Oppression and Anarchy (Raquel)
August 26, 2005 by Raquel
Take Gabrielle’s recent post, add a sermon on civil obedience, let it sit overnight, and voila! A ready made blog post. Add in Crystal’s thirty-six hour labour, a new baby, and now possible whooping cough going around, and we have a delayed blog post. But I’m finally writing it. There was something about the predicted y2k disaster that appealed to me. I don’t say I wanted it happen: it sounded hard and harsh and frightening. But it also sounded like a chance for an evil society to fall apart, and for us to build a better society from the ground up. I could deal with a diet of beans and rice supplemented with homegrown vegetables. I didn’t want to deal with the government restricting OTC access to vitamin supplements. I could deal with rampant dog packs as long as I had a firearm of sufficient caliber. But I didn’t want to face the chance of someday losing my children to a government agency. At midnight Jan 1, 2000 the lights didn’t go off. The television didn’t even flicker as people cheered. I turned it off and on my way to bed I put away the flashlight I’d been holding ‘just in case’. I turned out the light and our nightlight still cast a glow on the room. It was different from what I’d expected. But even with horror stories I’ve heard, I know that the streets outside my door are safer than they would be in an anarchy.
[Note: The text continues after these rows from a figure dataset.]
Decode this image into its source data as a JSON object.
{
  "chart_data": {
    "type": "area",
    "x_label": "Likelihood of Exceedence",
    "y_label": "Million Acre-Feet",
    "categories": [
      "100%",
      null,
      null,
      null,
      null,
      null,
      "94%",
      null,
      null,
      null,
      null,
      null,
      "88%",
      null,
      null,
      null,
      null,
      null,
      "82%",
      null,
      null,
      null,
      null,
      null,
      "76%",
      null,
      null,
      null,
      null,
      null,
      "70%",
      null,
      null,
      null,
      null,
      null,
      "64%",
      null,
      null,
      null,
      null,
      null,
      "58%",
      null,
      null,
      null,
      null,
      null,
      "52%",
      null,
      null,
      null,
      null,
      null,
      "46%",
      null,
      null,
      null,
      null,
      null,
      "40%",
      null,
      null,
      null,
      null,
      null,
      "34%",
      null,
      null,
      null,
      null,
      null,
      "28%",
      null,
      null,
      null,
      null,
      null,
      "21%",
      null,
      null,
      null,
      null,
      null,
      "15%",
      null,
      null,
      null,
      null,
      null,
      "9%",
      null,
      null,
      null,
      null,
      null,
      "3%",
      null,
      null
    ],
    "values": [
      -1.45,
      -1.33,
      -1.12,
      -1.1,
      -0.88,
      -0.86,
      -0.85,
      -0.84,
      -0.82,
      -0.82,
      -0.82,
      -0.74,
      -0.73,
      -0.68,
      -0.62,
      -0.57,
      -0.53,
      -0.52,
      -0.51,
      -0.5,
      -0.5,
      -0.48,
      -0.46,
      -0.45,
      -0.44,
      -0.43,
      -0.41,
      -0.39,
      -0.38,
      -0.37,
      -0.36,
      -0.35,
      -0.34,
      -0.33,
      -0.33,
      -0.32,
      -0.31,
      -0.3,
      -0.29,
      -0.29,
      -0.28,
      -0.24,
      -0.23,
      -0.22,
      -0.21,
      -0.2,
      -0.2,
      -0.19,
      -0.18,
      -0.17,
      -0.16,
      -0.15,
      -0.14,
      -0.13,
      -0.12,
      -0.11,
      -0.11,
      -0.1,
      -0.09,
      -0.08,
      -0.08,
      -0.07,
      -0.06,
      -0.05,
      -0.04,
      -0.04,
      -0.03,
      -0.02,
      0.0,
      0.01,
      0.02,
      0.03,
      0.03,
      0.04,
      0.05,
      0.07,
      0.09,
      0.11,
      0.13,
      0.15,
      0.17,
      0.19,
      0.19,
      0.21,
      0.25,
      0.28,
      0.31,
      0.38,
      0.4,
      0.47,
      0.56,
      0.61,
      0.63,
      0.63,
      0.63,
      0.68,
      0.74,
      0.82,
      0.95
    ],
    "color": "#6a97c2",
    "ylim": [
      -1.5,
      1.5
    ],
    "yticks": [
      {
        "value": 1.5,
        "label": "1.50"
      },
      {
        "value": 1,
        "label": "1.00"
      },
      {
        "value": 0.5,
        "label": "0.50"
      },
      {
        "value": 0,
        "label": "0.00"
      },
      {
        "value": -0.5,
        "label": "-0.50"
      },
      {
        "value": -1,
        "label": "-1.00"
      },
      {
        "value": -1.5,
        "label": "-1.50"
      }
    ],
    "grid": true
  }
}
I know there are people alive today who would have died without easy access to our medical system, even as messed up and imperfect as that system is. Sometimes I think we got the hard job. We have to take this society and stand up against it. We have to wade into into that mess out there and change it, bit by tiny bit. But we don’t have to do this in constant fear for our lives and safety. God put us exactly where we are. It may not be easy but it is the best place for us to be.